The Fix: Periodically "purge" your picking areas. Identify your "dead stock" and move it to a deep storage area or consider a clearance sale to get it out of the building. This clears up the "arteries" of your warehouse and makes the picking paths shorter and more logical for the items that actually move the needle for your business.

Clearing dead stock in a warehouse to create optimized paths for high-velocity plumbing supplies.

Bringing it All Together

Fixing these seven mistakes doesn't require a massive capital investment or a team of consultants. It requires a commitment to looking at your warehouse as a living, breathing system.

Whether you’re the VP of Operations or the Owner-Operator, take a walk through your warehouse tomorrow morning. Watch your pickers. Are they walking too much? Are they hunting for labels? Are they bending over to grab your top-selling heavy items?
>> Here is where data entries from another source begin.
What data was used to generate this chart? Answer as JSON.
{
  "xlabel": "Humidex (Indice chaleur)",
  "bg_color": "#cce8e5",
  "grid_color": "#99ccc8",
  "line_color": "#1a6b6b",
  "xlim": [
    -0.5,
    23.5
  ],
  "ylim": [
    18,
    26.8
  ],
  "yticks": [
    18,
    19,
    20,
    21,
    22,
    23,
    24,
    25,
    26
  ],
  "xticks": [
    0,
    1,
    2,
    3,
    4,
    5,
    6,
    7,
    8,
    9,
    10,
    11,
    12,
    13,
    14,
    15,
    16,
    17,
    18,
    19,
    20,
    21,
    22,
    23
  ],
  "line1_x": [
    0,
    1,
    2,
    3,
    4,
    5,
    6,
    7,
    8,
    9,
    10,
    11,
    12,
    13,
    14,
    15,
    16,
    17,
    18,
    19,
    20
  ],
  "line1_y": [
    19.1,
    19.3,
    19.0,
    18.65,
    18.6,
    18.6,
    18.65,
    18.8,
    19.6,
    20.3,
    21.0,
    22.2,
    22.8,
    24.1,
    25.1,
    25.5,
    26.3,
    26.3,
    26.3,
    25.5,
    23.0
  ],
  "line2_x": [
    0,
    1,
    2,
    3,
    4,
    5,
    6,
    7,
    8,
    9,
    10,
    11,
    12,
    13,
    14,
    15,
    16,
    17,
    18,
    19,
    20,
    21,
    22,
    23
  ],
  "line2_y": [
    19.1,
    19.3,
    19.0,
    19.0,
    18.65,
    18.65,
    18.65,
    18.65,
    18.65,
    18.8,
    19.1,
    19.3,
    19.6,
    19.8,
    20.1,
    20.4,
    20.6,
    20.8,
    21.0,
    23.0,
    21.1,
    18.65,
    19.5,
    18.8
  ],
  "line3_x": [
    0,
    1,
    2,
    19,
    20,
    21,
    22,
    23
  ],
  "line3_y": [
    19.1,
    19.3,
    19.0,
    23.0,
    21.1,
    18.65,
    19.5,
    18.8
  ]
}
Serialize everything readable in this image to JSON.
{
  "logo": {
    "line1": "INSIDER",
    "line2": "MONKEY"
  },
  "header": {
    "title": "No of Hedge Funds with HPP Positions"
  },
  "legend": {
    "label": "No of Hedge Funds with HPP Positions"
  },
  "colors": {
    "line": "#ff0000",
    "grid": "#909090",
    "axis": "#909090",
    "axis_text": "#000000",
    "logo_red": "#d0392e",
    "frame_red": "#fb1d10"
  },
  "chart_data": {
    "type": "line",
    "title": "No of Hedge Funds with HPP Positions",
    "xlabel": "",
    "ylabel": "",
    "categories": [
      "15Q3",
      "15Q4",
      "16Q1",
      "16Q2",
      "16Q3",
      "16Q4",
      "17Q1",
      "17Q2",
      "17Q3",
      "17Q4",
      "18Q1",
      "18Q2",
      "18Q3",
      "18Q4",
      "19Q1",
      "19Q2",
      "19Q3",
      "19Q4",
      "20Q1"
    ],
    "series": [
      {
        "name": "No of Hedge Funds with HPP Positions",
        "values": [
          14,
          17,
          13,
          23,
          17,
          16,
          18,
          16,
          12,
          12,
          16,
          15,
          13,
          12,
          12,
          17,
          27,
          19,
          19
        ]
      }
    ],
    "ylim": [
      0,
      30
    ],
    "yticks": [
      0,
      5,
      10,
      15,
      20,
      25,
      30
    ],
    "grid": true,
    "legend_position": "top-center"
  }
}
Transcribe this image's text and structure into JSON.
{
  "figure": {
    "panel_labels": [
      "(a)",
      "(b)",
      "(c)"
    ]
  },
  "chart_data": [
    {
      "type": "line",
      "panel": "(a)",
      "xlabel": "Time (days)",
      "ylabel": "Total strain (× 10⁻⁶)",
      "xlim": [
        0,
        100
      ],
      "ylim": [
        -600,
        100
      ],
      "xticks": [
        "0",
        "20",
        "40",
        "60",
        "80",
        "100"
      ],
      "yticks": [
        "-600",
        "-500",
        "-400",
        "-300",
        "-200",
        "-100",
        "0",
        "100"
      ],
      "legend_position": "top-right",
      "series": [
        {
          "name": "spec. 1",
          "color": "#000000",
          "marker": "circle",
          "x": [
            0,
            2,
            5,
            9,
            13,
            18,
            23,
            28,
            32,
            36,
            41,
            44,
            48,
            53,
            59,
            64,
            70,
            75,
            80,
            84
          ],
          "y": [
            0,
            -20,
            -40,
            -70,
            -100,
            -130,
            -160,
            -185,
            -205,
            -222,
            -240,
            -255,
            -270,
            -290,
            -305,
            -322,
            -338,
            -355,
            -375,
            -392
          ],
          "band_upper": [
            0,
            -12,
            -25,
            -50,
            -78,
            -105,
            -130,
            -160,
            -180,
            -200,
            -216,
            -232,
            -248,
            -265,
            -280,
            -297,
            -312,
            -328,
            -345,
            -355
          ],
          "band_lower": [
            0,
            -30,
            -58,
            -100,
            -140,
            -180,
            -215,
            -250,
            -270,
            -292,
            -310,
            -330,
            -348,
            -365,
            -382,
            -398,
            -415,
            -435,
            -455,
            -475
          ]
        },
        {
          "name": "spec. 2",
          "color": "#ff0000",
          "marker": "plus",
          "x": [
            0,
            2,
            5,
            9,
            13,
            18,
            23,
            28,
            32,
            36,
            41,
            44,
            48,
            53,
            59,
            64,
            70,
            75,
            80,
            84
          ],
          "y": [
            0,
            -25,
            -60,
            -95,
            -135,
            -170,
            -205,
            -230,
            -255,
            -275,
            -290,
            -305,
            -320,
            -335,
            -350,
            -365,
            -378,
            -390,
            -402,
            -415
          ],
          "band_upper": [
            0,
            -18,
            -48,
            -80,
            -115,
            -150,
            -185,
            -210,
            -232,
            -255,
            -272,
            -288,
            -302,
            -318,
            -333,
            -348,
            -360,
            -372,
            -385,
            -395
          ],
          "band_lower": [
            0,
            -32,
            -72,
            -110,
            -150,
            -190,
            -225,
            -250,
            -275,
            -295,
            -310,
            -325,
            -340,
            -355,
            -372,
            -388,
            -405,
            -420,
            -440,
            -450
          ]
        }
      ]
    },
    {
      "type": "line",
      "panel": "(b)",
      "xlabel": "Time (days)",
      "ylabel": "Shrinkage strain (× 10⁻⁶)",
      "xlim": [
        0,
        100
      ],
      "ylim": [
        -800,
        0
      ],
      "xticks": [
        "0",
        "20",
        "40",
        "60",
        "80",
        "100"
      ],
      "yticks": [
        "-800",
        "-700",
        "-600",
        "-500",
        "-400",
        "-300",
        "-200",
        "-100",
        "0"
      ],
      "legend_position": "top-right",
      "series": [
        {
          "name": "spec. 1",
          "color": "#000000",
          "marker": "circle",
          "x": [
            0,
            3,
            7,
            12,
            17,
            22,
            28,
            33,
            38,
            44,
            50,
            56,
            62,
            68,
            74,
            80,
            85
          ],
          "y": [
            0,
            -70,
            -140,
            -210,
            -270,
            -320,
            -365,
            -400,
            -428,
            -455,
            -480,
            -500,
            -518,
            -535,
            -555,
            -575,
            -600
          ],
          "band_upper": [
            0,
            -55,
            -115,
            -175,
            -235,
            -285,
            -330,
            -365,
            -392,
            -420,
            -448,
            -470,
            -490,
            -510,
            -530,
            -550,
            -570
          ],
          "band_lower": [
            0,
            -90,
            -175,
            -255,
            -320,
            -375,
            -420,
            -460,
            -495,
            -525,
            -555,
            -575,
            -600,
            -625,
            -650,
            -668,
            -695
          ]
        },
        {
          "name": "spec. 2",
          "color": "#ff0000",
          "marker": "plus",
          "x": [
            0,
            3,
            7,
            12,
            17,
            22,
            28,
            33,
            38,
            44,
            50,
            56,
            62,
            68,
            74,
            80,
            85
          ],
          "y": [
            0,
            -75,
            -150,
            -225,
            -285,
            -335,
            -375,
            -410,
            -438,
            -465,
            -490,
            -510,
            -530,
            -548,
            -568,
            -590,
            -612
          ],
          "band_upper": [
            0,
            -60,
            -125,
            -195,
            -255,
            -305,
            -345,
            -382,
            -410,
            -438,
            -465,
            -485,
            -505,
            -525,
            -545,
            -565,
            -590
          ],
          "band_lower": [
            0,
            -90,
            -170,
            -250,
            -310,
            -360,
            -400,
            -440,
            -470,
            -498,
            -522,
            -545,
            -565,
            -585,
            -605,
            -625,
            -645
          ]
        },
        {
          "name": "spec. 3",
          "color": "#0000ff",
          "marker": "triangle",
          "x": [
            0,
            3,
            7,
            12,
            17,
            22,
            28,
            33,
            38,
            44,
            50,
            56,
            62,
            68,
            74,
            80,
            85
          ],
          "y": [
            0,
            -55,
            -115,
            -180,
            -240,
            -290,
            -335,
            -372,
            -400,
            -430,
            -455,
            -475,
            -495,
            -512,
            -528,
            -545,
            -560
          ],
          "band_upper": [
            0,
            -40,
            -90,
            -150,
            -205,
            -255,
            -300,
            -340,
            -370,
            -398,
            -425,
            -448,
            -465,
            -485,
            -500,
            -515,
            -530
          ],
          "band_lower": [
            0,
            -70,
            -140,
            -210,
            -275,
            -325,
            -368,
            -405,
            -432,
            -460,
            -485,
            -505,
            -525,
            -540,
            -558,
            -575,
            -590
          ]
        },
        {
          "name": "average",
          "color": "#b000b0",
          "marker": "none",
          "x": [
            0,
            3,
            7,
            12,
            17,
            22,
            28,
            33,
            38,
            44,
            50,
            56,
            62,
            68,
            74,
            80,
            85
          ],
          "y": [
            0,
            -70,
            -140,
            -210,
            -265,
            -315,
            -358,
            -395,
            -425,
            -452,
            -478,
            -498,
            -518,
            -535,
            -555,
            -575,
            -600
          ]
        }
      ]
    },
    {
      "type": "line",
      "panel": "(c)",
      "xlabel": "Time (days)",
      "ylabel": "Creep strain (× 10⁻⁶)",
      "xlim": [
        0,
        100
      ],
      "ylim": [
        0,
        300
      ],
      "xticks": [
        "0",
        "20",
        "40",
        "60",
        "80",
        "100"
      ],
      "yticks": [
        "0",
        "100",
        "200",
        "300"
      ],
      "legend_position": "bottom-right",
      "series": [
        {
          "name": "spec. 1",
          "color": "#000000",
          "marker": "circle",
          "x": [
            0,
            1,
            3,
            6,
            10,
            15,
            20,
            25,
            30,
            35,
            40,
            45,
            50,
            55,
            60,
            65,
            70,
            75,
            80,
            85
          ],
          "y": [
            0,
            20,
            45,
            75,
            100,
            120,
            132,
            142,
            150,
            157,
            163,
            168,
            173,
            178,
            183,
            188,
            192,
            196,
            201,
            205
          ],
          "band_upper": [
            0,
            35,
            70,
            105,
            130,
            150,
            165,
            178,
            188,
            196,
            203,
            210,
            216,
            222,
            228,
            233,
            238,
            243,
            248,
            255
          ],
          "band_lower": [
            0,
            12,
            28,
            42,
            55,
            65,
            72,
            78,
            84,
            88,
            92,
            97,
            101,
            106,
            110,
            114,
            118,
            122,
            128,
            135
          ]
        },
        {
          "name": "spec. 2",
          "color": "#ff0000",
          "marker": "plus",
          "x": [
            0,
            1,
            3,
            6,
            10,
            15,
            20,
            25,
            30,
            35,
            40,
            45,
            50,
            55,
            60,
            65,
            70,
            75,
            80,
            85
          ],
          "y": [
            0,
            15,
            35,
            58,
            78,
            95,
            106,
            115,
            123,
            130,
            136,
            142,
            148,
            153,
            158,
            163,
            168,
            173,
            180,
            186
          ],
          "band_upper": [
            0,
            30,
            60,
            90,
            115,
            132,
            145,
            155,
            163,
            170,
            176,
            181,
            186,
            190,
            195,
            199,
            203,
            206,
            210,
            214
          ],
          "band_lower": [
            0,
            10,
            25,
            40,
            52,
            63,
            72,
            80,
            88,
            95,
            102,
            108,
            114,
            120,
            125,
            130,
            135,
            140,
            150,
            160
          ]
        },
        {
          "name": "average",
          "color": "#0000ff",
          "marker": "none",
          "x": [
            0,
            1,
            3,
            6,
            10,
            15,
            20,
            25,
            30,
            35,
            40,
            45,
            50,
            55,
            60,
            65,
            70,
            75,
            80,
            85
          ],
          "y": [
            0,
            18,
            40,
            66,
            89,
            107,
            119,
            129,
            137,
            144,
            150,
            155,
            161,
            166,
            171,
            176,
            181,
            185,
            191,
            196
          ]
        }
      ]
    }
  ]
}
Start with one fix at a time. Maybe start by relabeling one aisle or re-slotting your top 10 items. As your process improves, you’ll find that your team is less stressed, your customers are happier, and your bottom line looks a whole lot healthier.

If you’re looking to dive deeper into how to structure your business for growth, I highly recommend checking out some of the leadership insights from Gary Jensen or Michael Pruet. They’ve spent years helping distributors across the South navigate these exact challenges.

Remember, a more efficient warehouse isn't just about working harder: it's about working smarter with the space and the people you already have. Happy picking!